If any reader still believes that the year 1000 marked the Dark Ages, this insightful history will set them right.
Though Hansen (Chinese and World History/Yale Univ.; The Silk Road: A New History With Documents, 2016, etc.) pays some attention to the politics, religion, and culture of the era, she focuses on commerce, making a convincing case that this date “marked the start of globalization…when trade routes took shape all around the world that allowed goods, technologies, religions, and people to leave home and go somewhere new.” For commerce to circle the globe, traders had to reach the New World, which happened around 1000, although no one knew it at the time. As befits that era’s greatest explorers, Hansen begins with the Norse, who, after centuries of raiding around Europe and the Mediterranean, sailed to Iceland, then Greenland, then North America, where later chroniclers and recent archaeological evidence (plus the usual fakes) indicated their arrival around 1000 and some trading but no permanent settlement. Less known but far more significant, the Norse also battled their way east. Known by the locals as “Rus,” by 1000, they had reached the Caspian Sea, adopted Christianity, and laid the foundation of Russia. Despite the nearly complete absence of writing, when Columbus reached America in 1492 and Islamic slave traders penetrated Africa well before 1000, they found complex cultures with well-established trade routes.

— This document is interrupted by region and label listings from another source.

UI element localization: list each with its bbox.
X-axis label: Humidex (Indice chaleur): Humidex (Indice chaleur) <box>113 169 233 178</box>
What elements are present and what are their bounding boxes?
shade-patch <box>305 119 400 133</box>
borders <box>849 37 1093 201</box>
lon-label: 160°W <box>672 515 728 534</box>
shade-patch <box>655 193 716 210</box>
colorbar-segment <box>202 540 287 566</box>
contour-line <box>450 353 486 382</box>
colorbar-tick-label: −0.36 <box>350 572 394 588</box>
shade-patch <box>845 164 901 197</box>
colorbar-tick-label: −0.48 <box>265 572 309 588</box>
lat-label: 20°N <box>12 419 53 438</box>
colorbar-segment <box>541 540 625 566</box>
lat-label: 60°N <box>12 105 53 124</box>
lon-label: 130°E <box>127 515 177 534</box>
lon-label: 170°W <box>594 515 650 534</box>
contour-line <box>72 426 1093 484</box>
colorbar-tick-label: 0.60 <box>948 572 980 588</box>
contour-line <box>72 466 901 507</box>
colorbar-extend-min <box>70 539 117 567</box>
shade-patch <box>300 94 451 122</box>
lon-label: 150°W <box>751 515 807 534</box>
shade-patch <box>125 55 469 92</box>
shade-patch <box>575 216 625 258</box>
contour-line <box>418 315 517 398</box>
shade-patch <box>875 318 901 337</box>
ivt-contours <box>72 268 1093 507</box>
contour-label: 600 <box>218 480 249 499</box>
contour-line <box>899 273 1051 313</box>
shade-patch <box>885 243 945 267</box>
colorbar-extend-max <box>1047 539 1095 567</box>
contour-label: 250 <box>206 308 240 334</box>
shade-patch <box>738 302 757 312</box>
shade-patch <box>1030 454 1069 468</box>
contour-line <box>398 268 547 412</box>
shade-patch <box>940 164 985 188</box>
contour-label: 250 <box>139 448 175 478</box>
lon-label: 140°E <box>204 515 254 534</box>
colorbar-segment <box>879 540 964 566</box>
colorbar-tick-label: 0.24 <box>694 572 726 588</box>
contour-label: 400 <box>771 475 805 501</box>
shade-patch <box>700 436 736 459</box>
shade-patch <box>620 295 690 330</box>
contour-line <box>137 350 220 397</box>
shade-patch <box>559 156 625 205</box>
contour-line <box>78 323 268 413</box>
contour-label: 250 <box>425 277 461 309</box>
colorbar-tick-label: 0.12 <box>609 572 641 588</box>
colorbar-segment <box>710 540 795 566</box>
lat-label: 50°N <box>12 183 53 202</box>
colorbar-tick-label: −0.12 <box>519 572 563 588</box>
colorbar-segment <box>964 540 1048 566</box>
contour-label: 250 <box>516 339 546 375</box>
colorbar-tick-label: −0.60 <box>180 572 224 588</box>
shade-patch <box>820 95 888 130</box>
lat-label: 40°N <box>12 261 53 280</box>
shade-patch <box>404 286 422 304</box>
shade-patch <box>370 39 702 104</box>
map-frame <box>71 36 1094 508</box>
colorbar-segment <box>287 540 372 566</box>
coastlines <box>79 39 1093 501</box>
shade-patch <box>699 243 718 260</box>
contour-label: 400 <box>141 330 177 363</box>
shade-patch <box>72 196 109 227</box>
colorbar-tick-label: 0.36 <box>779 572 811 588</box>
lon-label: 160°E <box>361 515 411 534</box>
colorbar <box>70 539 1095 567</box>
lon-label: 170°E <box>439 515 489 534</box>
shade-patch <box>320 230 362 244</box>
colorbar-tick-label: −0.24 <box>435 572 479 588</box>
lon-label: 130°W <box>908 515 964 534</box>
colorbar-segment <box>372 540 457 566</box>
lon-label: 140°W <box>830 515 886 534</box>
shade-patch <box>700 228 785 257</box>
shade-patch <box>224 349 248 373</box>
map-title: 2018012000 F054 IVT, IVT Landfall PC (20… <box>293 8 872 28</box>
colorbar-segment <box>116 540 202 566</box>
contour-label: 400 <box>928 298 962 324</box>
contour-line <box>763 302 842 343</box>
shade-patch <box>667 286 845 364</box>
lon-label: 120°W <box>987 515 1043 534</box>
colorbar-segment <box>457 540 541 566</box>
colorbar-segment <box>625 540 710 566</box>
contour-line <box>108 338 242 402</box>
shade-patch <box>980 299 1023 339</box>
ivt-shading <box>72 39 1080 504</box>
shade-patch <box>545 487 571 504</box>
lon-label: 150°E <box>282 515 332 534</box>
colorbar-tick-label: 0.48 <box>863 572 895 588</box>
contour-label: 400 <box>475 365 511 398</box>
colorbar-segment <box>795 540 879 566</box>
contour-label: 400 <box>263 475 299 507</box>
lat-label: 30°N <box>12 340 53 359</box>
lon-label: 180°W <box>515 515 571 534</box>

Hansen then moves on to the flourishing, prosperous, technically advanced Middle East, India, and Southeast Asia, ending with superpower China, the center of a massive trading system stretching from the Indies to Arabia and Africa. The author covers a vast amount of territory in a concise, readable manner, making for a welcome contribution to the popular literature on early global trade and geopolitics.
A thoroughly satisfying history of a distant era and people.